Demikian disampaikan pengamat politik Semarang Institute, Muhammad Dasuki, Rabu (21/8).
“Seakan sudah menjadi tradisi di Golkar tidak pernah ada Ketum yang menjabat dua periode pasca reformasi. Jika Airlangga terpilih, tradisi itu akan sirna dengan sendirinya,” jelas Dasuki.
Dalam penilaian Dasuki, Airlangga punya modal kuat untuk kembali memimpin Golkar. Dia telah membuktikan diri punya kemampuan, prestasi, dedikasi, loyalitas, dan juga tidak tercela.
“Semua syarat kepemimpinan itu ada dalam sosok Airlangga,” cetus Dasuki.

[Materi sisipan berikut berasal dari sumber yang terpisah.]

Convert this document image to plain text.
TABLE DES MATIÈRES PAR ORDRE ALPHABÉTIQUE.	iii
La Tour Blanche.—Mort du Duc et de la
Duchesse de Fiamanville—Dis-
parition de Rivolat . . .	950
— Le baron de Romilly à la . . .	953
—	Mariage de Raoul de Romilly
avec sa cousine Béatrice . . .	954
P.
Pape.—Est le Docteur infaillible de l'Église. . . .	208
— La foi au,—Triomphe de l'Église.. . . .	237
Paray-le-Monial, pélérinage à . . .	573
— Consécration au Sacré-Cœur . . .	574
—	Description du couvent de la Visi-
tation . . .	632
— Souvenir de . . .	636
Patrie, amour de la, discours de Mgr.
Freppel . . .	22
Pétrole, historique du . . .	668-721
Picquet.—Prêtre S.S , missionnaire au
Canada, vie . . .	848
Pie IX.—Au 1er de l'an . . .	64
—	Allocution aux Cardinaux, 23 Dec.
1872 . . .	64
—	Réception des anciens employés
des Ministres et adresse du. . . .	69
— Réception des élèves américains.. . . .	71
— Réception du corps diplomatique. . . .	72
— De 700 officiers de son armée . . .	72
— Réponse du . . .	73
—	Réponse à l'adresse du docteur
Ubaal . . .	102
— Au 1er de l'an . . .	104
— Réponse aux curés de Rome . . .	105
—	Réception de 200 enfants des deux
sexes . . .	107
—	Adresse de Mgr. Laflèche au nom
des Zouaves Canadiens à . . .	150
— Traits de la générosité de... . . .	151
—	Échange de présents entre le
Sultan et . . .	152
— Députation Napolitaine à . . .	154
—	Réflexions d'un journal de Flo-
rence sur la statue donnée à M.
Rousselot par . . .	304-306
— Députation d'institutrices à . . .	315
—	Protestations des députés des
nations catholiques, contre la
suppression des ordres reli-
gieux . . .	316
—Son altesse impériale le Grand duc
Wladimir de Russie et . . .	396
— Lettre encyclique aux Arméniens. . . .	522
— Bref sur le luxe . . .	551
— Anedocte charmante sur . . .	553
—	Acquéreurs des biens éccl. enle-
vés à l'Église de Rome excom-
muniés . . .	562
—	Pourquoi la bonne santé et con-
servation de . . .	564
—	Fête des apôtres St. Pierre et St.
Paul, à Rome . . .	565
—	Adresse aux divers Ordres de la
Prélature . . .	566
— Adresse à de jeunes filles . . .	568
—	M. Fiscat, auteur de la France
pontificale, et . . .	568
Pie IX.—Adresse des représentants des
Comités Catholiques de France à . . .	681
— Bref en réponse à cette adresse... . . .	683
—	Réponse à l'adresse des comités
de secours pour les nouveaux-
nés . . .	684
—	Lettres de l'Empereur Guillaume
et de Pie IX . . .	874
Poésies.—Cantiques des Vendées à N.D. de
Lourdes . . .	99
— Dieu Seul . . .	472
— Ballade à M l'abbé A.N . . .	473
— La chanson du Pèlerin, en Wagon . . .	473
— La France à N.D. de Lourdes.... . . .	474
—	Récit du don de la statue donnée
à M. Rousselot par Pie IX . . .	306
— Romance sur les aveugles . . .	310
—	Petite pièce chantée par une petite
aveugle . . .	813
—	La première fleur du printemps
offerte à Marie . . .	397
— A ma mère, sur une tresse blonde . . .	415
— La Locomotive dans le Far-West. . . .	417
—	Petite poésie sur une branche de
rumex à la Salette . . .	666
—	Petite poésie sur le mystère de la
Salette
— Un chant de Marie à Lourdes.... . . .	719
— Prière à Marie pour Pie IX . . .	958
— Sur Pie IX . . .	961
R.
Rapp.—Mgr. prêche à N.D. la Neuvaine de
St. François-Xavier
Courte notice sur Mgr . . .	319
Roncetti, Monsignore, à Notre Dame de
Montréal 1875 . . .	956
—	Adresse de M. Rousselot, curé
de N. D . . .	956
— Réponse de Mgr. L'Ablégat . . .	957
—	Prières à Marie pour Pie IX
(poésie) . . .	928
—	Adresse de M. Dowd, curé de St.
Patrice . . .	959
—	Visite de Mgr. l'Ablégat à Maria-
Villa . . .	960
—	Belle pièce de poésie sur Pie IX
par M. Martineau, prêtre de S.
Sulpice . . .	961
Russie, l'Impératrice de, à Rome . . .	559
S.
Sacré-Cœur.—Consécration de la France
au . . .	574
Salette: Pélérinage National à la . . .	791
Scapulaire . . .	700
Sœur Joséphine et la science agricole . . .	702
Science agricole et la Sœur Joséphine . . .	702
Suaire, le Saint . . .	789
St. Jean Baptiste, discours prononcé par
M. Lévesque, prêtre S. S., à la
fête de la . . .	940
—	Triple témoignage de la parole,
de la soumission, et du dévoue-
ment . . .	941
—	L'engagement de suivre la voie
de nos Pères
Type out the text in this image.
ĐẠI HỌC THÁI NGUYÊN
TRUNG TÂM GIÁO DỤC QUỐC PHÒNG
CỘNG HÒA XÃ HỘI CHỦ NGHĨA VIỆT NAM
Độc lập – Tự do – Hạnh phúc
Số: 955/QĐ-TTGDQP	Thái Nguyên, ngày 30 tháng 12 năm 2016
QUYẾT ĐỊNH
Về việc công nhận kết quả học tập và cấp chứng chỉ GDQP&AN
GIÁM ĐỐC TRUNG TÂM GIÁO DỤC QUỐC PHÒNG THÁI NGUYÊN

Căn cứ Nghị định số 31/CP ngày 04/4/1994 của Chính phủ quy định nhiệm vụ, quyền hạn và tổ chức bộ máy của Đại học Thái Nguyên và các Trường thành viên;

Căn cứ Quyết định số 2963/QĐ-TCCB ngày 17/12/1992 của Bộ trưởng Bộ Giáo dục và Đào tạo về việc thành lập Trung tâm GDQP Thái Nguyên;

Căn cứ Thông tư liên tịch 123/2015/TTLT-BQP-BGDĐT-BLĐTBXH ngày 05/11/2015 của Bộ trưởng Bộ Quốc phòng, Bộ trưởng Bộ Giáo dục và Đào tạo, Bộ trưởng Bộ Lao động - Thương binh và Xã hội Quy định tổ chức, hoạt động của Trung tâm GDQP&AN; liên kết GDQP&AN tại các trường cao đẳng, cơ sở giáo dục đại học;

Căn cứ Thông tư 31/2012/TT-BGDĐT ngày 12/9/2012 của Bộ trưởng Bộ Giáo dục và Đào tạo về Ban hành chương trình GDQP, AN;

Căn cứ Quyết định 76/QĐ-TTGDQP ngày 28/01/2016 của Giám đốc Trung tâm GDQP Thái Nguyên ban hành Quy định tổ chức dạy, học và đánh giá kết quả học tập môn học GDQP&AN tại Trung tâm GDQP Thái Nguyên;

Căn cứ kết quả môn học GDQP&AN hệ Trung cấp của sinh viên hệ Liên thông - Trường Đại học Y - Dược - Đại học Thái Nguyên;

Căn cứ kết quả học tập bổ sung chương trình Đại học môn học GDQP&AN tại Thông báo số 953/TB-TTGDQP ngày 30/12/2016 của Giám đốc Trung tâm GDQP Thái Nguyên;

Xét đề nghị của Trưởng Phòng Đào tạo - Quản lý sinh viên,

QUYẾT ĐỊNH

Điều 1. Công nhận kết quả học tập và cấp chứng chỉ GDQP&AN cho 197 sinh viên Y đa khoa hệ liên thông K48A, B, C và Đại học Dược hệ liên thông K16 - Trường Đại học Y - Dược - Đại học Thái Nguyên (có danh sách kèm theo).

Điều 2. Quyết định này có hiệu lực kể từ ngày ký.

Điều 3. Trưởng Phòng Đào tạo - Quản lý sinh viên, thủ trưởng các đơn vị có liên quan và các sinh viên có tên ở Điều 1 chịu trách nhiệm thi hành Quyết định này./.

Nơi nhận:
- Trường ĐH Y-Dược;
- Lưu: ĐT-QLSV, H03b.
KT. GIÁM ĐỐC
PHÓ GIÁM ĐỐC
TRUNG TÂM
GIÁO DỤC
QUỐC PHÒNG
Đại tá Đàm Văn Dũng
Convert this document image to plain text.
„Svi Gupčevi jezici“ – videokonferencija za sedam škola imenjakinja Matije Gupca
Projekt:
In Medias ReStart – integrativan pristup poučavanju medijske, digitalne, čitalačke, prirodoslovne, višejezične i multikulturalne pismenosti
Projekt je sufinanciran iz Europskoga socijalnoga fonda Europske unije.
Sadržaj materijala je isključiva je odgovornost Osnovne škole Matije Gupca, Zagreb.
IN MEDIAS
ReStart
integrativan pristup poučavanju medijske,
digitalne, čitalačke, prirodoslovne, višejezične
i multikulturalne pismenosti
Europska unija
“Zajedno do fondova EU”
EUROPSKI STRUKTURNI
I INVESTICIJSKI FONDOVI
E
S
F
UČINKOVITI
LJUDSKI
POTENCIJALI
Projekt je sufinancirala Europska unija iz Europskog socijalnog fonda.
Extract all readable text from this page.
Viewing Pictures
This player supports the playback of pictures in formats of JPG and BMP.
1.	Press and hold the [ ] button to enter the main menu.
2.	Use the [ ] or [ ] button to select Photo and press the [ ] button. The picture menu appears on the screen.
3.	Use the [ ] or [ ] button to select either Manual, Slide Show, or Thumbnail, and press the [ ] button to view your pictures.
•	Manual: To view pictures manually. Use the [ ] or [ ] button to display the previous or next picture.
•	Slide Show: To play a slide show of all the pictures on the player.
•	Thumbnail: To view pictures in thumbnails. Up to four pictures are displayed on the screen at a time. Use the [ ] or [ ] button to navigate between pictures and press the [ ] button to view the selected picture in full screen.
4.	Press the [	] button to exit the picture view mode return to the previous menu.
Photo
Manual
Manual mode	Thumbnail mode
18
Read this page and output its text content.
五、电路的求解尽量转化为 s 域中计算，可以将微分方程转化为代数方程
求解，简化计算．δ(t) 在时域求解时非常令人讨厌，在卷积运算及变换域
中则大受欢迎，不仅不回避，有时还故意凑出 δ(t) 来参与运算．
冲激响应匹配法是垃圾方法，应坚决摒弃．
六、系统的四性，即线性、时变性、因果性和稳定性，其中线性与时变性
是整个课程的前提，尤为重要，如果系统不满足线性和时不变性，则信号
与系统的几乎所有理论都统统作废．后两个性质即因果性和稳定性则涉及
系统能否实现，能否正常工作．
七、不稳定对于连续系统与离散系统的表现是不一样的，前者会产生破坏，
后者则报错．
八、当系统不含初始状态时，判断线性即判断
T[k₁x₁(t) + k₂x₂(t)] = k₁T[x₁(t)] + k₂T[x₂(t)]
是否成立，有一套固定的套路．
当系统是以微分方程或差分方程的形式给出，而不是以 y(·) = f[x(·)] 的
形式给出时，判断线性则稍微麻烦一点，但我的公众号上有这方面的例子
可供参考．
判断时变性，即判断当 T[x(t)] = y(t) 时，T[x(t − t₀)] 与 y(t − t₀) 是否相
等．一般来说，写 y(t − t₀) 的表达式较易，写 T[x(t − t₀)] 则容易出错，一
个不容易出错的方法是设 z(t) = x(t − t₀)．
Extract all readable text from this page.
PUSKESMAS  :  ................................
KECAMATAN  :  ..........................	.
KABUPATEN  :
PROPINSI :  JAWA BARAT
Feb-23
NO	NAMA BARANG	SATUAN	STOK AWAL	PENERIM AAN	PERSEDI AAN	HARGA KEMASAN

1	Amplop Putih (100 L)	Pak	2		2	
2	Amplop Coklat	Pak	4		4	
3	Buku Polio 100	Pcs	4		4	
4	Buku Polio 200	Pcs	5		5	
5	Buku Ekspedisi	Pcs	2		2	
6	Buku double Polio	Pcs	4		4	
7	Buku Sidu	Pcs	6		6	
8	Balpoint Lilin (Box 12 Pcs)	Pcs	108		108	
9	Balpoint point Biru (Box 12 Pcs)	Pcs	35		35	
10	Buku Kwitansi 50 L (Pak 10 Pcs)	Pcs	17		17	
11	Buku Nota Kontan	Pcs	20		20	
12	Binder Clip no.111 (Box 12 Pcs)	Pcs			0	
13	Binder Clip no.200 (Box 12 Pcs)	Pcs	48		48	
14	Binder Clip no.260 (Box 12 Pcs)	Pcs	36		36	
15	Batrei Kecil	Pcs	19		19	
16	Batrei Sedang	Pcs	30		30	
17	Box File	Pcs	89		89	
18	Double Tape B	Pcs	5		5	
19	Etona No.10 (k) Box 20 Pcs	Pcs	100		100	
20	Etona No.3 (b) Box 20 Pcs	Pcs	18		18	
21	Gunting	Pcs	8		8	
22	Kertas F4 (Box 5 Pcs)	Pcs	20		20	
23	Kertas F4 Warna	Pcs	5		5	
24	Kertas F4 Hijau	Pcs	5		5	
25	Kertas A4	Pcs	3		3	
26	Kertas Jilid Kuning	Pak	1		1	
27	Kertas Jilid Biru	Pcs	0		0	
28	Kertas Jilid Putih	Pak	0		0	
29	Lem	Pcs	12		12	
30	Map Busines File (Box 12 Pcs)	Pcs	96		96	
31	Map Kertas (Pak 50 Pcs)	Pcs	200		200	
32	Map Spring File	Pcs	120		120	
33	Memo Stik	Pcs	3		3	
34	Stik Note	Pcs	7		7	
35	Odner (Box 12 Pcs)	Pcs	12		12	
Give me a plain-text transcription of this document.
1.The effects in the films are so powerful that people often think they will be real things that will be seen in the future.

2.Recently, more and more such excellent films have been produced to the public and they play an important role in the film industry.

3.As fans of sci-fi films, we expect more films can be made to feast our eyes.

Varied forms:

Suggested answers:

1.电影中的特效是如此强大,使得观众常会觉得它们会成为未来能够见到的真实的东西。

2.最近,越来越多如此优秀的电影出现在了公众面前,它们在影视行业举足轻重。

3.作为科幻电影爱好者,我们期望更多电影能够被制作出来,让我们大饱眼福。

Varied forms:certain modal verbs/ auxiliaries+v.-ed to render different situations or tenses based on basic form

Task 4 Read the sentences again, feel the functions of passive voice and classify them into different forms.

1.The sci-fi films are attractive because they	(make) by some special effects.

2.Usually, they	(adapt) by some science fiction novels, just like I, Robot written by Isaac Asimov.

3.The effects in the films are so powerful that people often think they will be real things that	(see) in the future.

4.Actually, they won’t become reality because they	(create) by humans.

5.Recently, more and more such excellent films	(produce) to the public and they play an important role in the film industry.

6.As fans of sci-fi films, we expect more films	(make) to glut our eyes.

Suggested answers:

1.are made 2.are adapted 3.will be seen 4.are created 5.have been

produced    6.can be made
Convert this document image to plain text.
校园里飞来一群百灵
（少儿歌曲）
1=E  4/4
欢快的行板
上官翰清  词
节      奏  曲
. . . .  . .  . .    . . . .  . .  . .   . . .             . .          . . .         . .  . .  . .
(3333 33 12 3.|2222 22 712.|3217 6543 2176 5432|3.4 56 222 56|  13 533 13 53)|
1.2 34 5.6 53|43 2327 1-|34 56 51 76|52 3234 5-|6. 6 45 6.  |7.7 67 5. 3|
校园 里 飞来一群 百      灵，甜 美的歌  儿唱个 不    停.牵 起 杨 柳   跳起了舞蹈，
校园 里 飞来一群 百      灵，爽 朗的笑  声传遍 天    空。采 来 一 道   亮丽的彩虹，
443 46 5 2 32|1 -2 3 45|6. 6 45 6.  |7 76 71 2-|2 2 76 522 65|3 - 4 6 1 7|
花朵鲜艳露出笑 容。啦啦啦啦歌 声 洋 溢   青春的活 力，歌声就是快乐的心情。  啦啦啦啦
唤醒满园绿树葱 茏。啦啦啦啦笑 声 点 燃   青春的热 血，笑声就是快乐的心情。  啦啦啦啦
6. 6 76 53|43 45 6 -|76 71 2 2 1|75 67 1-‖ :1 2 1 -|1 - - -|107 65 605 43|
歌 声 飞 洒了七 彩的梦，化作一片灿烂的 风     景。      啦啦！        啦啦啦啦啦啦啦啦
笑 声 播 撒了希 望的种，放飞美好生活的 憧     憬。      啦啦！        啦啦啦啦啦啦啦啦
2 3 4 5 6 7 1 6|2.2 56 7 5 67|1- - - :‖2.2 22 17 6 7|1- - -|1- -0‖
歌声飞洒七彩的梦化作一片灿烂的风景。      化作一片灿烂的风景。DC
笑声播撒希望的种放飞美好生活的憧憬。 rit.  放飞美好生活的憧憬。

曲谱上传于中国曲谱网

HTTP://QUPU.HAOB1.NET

Dasuki menegaskan, Airlangga berhasil mematahkan prediksi sejumlah kalangan yang menyebut, suara Golkar bakal anjlok pada Pemilu 2019. Airlangga membuktikan raihan suara Golkar naik dua kali lipat dibanding prediksi sejumlah lembaga survei sebelum Pemilu.
Padahal, sambung Dasuki, Airlangga menjabat Ketum Golkar sejak Munaslub 2017, hanya memiliki waktu satu setengah tahun untuk menyiapkan Golkar menghadapi Pemilu 2019.
“Saat Airlangga menerima jabatan tersebut, kondisi Golkar juga sedang terpuruk karena persoalan hukum ketum sebelumnya, Setya Novanto. Ditambah konflik internal,” jelas Dasuki.